Rockstar przeniesie do Grand Theft Auto 6 całe USA?
Na razie Grand Theft Auto 5 wciąż króluje w zestawieniach najchętniej kupowanych gier wideo, ale Rockstar już myśli nad kolejną częścią, czyli Grand Theft Auto 6. Jak wynika z plotek, zagramy w nią dopiero w 2020 roku, gdyż opóźnienie wynika z faktu, iż Rockstar planuje przenieść do niej cały teren Stanów Zjednoczonych.
Z każdą kolejną odsłoną, seria GTA staje się większa, a teren gry obejmuje coraz większe połacie terenu. Wiemy od jakiegoś czasu, że Rockstar pracuje już nad GTA 6. Jednak premiera nowej odsłony serii może odbyć się znacznie później niż sądzimy. Opóźnienie wynika bowiem z niezwykle ambitnych planów producentów, którzy chcą przenieść do gry cały obszar Stanów Zjednoczonych.
Wprawdzie nie wiadomo ile jest w tych doniesieniach prawdy. Zachodnie media sugerują jednak, że Rockstar planuje zmapować całą mapę kraju, a następnie przenieść ją do nowej gry. Mogłoby to sugerować, że twórcy chcą zaoferować graczom prawdziwie otwarty świat na niespotykaną dotychczas skalę. Oczywiście taki pomysł niesie ze sobą sporo problemów, głównie związanych z kwestią odległości. Przemierzanie setek kilometrów otwartych przestrzeni pomiędzy metropoliami byłoby bardzo uciążliwe, chyba że powstałby jakiś szybki system transportu.
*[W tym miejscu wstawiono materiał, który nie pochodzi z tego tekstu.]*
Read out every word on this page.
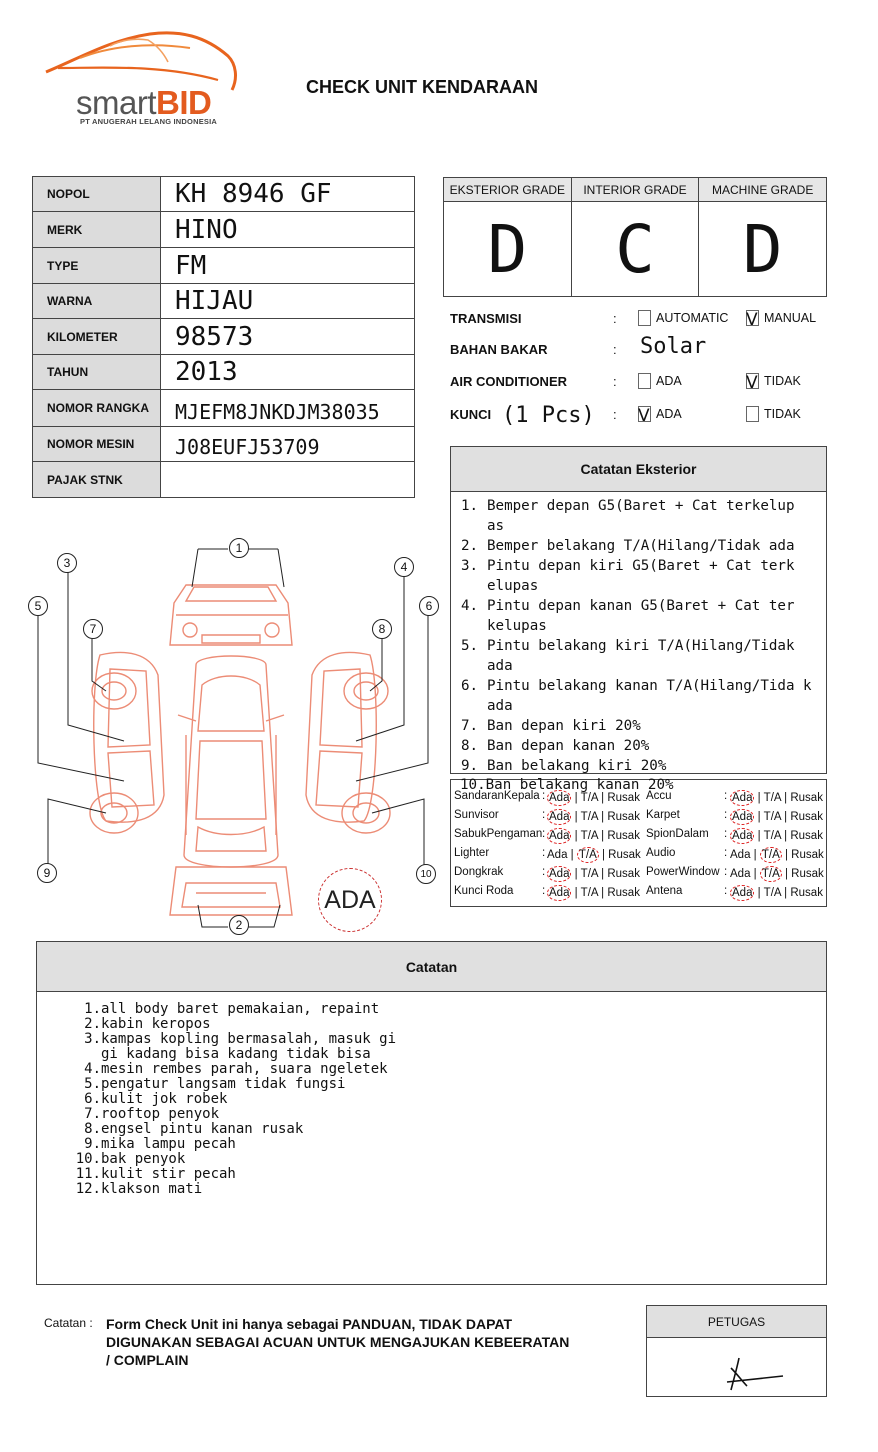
smartBID
PT ANUGERAH LELANG INDONESIA
CHECK UNIT KENDARAAN
NOPOL	KH 8946 GF
MERK	HINO
TYPE	FM
WARNA	HIJAU
KILOMETER	98573
TAHUN	2013
NOMOR RANGKA	MJEFM8JNKDJM38035
NOMOR MESIN	J08EUFJ53709
PAJAK STNK
EKSTERIOR GRADE
D
INTERIOR GRADE
C
MACHINE GRADE
D
TRANSMISI	:	AUTOMATIC V MANUAL
BAHAN BAKAR	: Solar
AIR CONDITIONER	:	ADA	V TIDAK
KUNCI (1 Pcs) : V ADA	TIDAK
Catatan Eksterior
1. Bemper depan G5(Baret + Cat terkelup as
2. Bemper belakang T/A(Hilang/Tidak ada
3. Pintu depan kiri G5(Baret + Cat terk elupas
4. Pintu depan kanan G5(Baret + Cat ter kelupas
5. Pintu belakang kiri T/A(Hilang/Tidak ada
6. Pintu belakang kanan T/A(Hilang/Tida k ada
7. Ban depan kiri 20%
8. Ban depan kanan 20%
9. Ban belakang kiri 20%
SandaranKepala : Ada | T/A | Rusak
Sunvisor	: Ada | T/A | Rusak
SabukPengaman : Ada | T/A | Rusak
Lighter	: Ada | T/A | Rusak
Dongkrak	: Ada | T/A | Rusak
Kunci Roda : Ada | T/A | Rusak
Accu	: Ada | T/A | Rusak
Karpet	: Ada | T/A | Rusak
SpionDalam : Ada | T/A | Rusak
Audio	: Ada | T/A | Rusak
PowerWindow : Ada | T/A | Rusak
Antena	: Ada | T/A | Rusak
10.Ban belakang kanan 20%
1
2
3	4
5	6
7	8
9	10
ADA
Catatan
1. all body baret pemakaian, repaint
2. kabin keropos
3. kampas kopling bermasalah, masuk gi
gi kadang bisa kadang tidak bisa
4. mesin rembes parah, suara ngeletek
5. pengatur langsam tidak fungsi
6. kulit jok robek
7. rooftop penyok
8. engsel pintu kanan rusak
9. mika lampu pecah
10. bak penyok
11. kulit stir pecah
12. klakson mati
Catatan : Form Check Unit ini hanya sebagai PANDUAN, TIDAK DAPAT DIGUNAKAN SEBAGAI ACUAN UNTUK MENGAJUKAN KEBEERATAN / COMPLAIN
PETUGAS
Poza tym wymagałoby to podzielenia mapy na sekcje, które byłyby ładowane, gdyż nie dałoby się jednorazowo wprowadzić całości do pamięci.
Zaznaczam, że powyższe informacje o tylko plotki, które nie muszą być prawdziwe. Na razie pewne jest tylko to, że gra powstaje, a jeśli rzeczywiście pojawi się dopiero w 2020 roku, to Rockstar będzie miał aż 5 lat na realizację wszystkich pomysłów. Przeniesienie do GTA 6 całych Stanów Zjednoczonych jest raczej mało prawdopodobne. Ale z drugiej strony do Minecrafta przeniesiono np. całą mapę Danii, więc nie jest to niemożliwe. Poza tym 5 lat patrząc na to przez pryzmat sprzętu komputerowego to szmat czasu i wówczas będą już dostępne znacznie mocniejsze procesory i karty graficzne, które poradziłyby sobie z taką grą.
A może po prostu Rockstar podąża w kierunku MMO, wówczas zdigitalizowanie całego USA miałoby sens. Jeśli nie posiadacie jeszcze Grand Theft Auto V, to możecie ją tanio kupić pod powyższym linkiem.
Źródło: Ibtimes.co.in
> nie dałoby się jednorazowo wprowadzić całości do pamięci
hmm – nigdy nie jest wczytywana całość do pamięci 🙂 nawet z małej wyspy Los Santos – jest to wczytywanie w tle kolejnych odcinków nieodczuwalne dla użytkownika.
W ten sposób działa również symulator X-Plane, do którego jest przeniesiony CAŁY ŚWIAT w poniższej jakości:
Nie do końca masz rację. W X-Plane masz po prostu zwykłą mapę satelitarną z kilkoma obiektami 3D. Tutaj musiałyby to być tysiące obiektów 3D, tak jak w The Crew a więc loading byłby koniecznością.
@Dariusz niestety nie masz racji 🙂
W X-Plane scenerie podkładu tekstur zajmują czasami i 300GB (polski przykład: https://vimeo.com/70918121), obiektów 3D może być do tego tak dużo jak na fotce a i tak symulator będzie sobie radził z wczytywaniem w tle kolejnych partii i umożliwiał w ten sposób lot nawet dookoła świata 🙂
Chciałbym to zobaczyć, ale obawiam się, że projekt mógłby przerosnąć autorów.